5. The emissive semi-interpenetrating polymer network of claim 1, wherein the water soluble polymerizable agent is a hydrophilic monomer or a hydrophilic oligomer.

6. The emissive semi-interpenetrating polymer network of claim 1, wherein the water soluble polymerizable agent is an acrylamide, a vinyl amide, a cationic monomer, or an anionic monomer, or a derivative thereof

7. The emissive semi-interpenetrating polymer network of claim 1, wherein the emissive material is one of an emissive organic polymer, a nanocrystal and a combination of an emissive organic polymer and a nanocrystal.

8. An organic light emitting device comprising:

(a) a first electrode;

(b) a second electrode; and

(c) an emissive semi-interpenetrating polymer network disposed between the first electrode and the second electrode, the emissive semi-interpenetrating polymer network comprising:

(i) a semi-interpenetrating polymer network comprising in a crosslinked state:

(II) polymerized water soluble polymerizable agent, and

(III) one or more polymerized polyfunctional cross-linking agents; and

(ii) an emissive material interlaced in the polymer network.

9. The organic light emitting device of claim 8, wherein the emissive semi-interpenetrating polymer network is disposed on a substrate.

10. The organic light emitting device of claim 8, wherein the one or more of a polymerized organic monomer and a polymerized organic oligomer is one or more of a polymerized diacrylate, a polymerized triacrylate and a polymerized tetraacrylate.

11. The organic light emitting device of claim 8, wherein the polymerized polyfunctional cross-linking agent is one or more of a polymerized diacrylate, a polymerized triacrylate and a polymerized tetraacrylate.

12. The organic light emitting device of claim 8, wherein the water soluble polymerizable agent is a hydrophilic monomer or a hydrophilic oligomer.

13. The organic light emitting device of claim 8, wherein the emissive material is one of an emissive organic polymer, a nanocrystal and a combination of an emissive organic polymer and a nanocrystal.

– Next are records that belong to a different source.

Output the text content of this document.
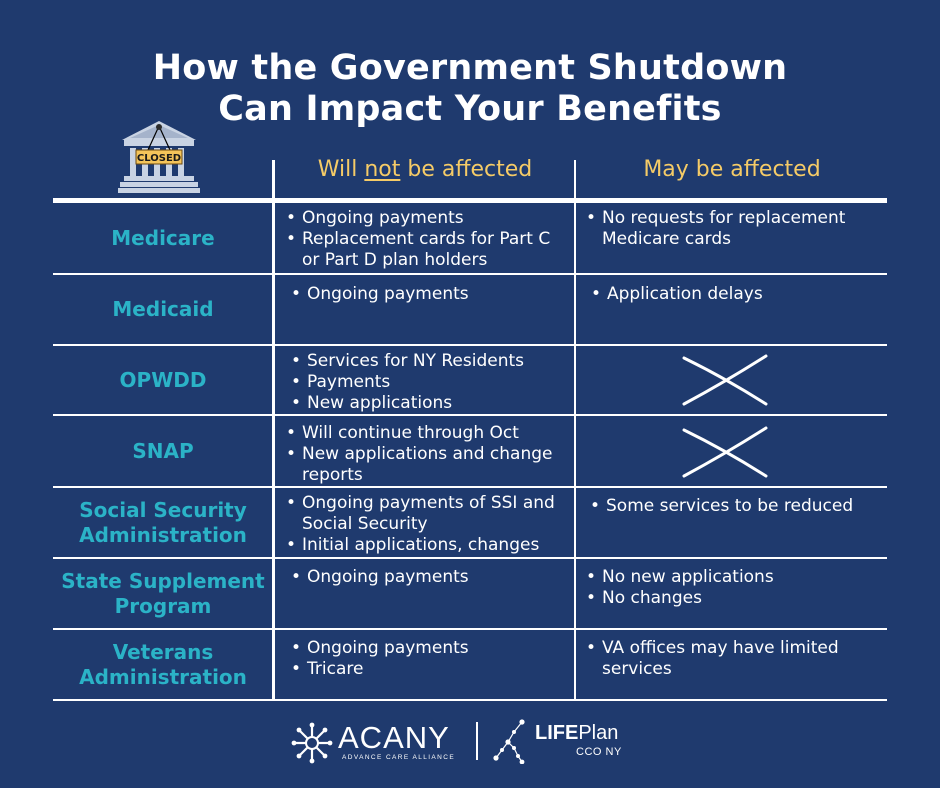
How the Government Shutdown
Can Impact Your Benefits
CLOSED	Will not be affected	May be affected
Medicare
Medicaid
OPWDD
SNAP
Social Security Administration
State Supplement Program
Veterans Administration
• Ongoing payments
• Replacement cards for Part C or Part D plan holders
• Ongoing payments
• Services for NY Residents
• Payments
• New applications
• Will continue through Oct
• New applications and change reports
• Ongoing payments of SSI and Social Security
• Initial applications, changes
• Ongoing payments
• Ongoing payments
• Tricare
• No requests for replacement Medicare cards
• Application delays
• Some services to be reduced
• No new applications
• No changes
• VA offices may have limited services
ACANY
ADVANCE CARE ALLIANCE
LIFEPlan
CCO NY
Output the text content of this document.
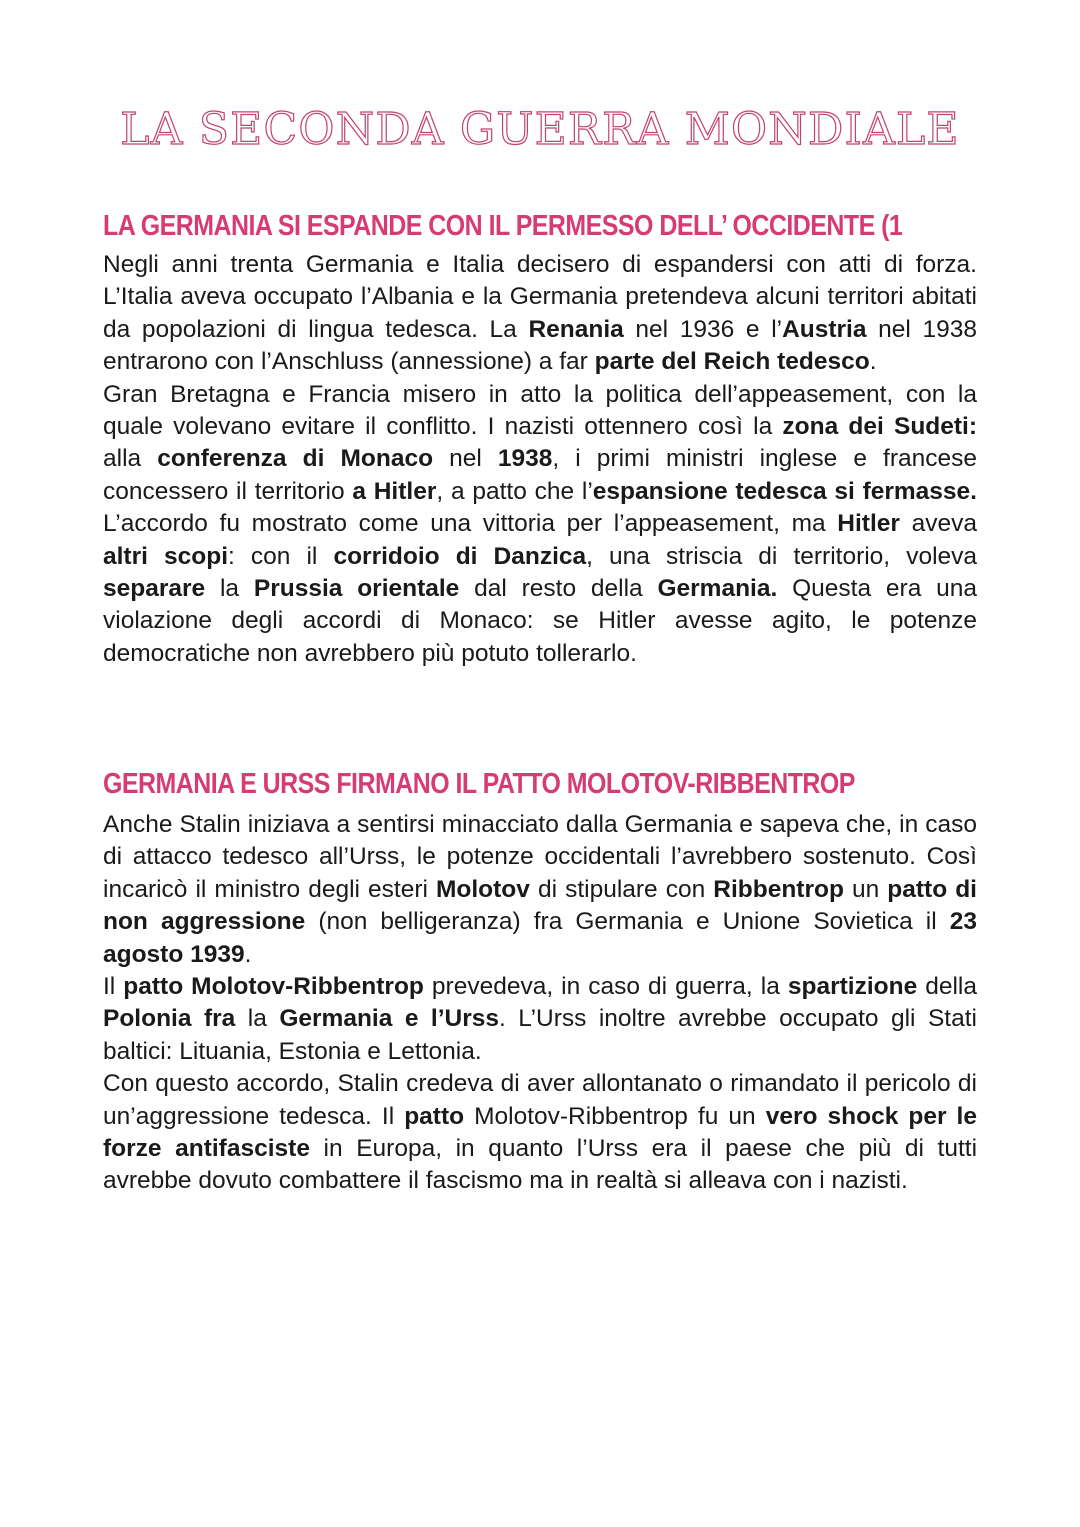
LA SECONDA GUERRA MONDIALE
LA GERMANIA SI ESPANDE CON IL PERMESSO DELL’ OCCIDENTE (1

Negli anni trenta Germania e Italia decisero di espandersi con atti di forza. L’Italia aveva occupato l’Albania e la Germania pretendeva alcuni territori abitati da popolazioni di lingua tedesca. La Renania nel 1936 e l’Austria nel 1938 entrarono con l’Anschluss (annessione) a far parte del Reich tedesco.

Gran Bretagna e Francia misero in atto la politica dell’appeasement, con la quale volevano evitare il conflitto. I nazisti ottennero così la zona dei Sudeti: alla conferenza di Monaco nel 1938, i primi ministri inglese e francese concessero il territorio a Hitler, a patto che l’espansione tedesca si fermasse. L’accordo fu mostrato come una vittoria per l’appeasement, ma Hitler aveva altri scopi: con il corridoio di Danzica, una striscia di territorio, voleva separare la Prussia orientale dal resto della Germania. Questa era una violazione degli accordi di Monaco: se Hitler avesse agito, le potenze democratiche non avrebbero più potuto tollerarlo.

GERMANIA E URSS FIRMANO IL PATTO MOLOTOV-RIBBENTROP

Anche Stalin iniziava a sentirsi minacciato dalla Germania e sapeva che, in caso di attacco tedesco all’Urss, le potenze occidentali l’avrebbero sostenuto. Così incaricò il ministro degli esteri Molotov di stipulare con Ribbentrop un patto di non aggressione (non belligeranza) fra Germania e Unione Sovietica il 23 agosto 1939.

Il patto Molotov-Ribbentrop prevedeva, in caso di guerra, la spartizione della Polonia fra la Germania e l’Urss. L’Urss inoltre avrebbe occupato gli Stati baltici: Lituania, Estonia e Lettonia.

Con questo accordo, Stalin credeva di aver allontanato o rimandato il pericolo di un’aggressione tedesca. Il patto Molotov-Ribbentrop fu un vero shock per le forze antifasciste in Europa, in quanto l’Urss era il paese che più di tutti avrebbe dovuto combattere il fascismo ma in realtà si alleava con i nazisti.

14. The organic light emitting device of claim 8, further comprising one or more of a hole injecting layer, a hole transporting layer, an electron transporting layer and an electron injecting layer disposed between the first electrode and the second electrode.

15. An emissive semi-interpenetrating polymer network comprising:

(a) a semi-interpenetrating polymer network comprising in a crosslinked state:

(i) at least two of a polymerized diacrylate, a polymerized triacrylate and a polymerized tetraacrylate, and

(ii) at least one of a polymerized acrylamide and a polymerized vinyl amide, and

(b) a polyfluorene, a polyfluorene derivative, a nanocrystal-polyfluorene hybrid, or a nanocrystal-polyfluorene derivative hybrid interlaced in the polymer network.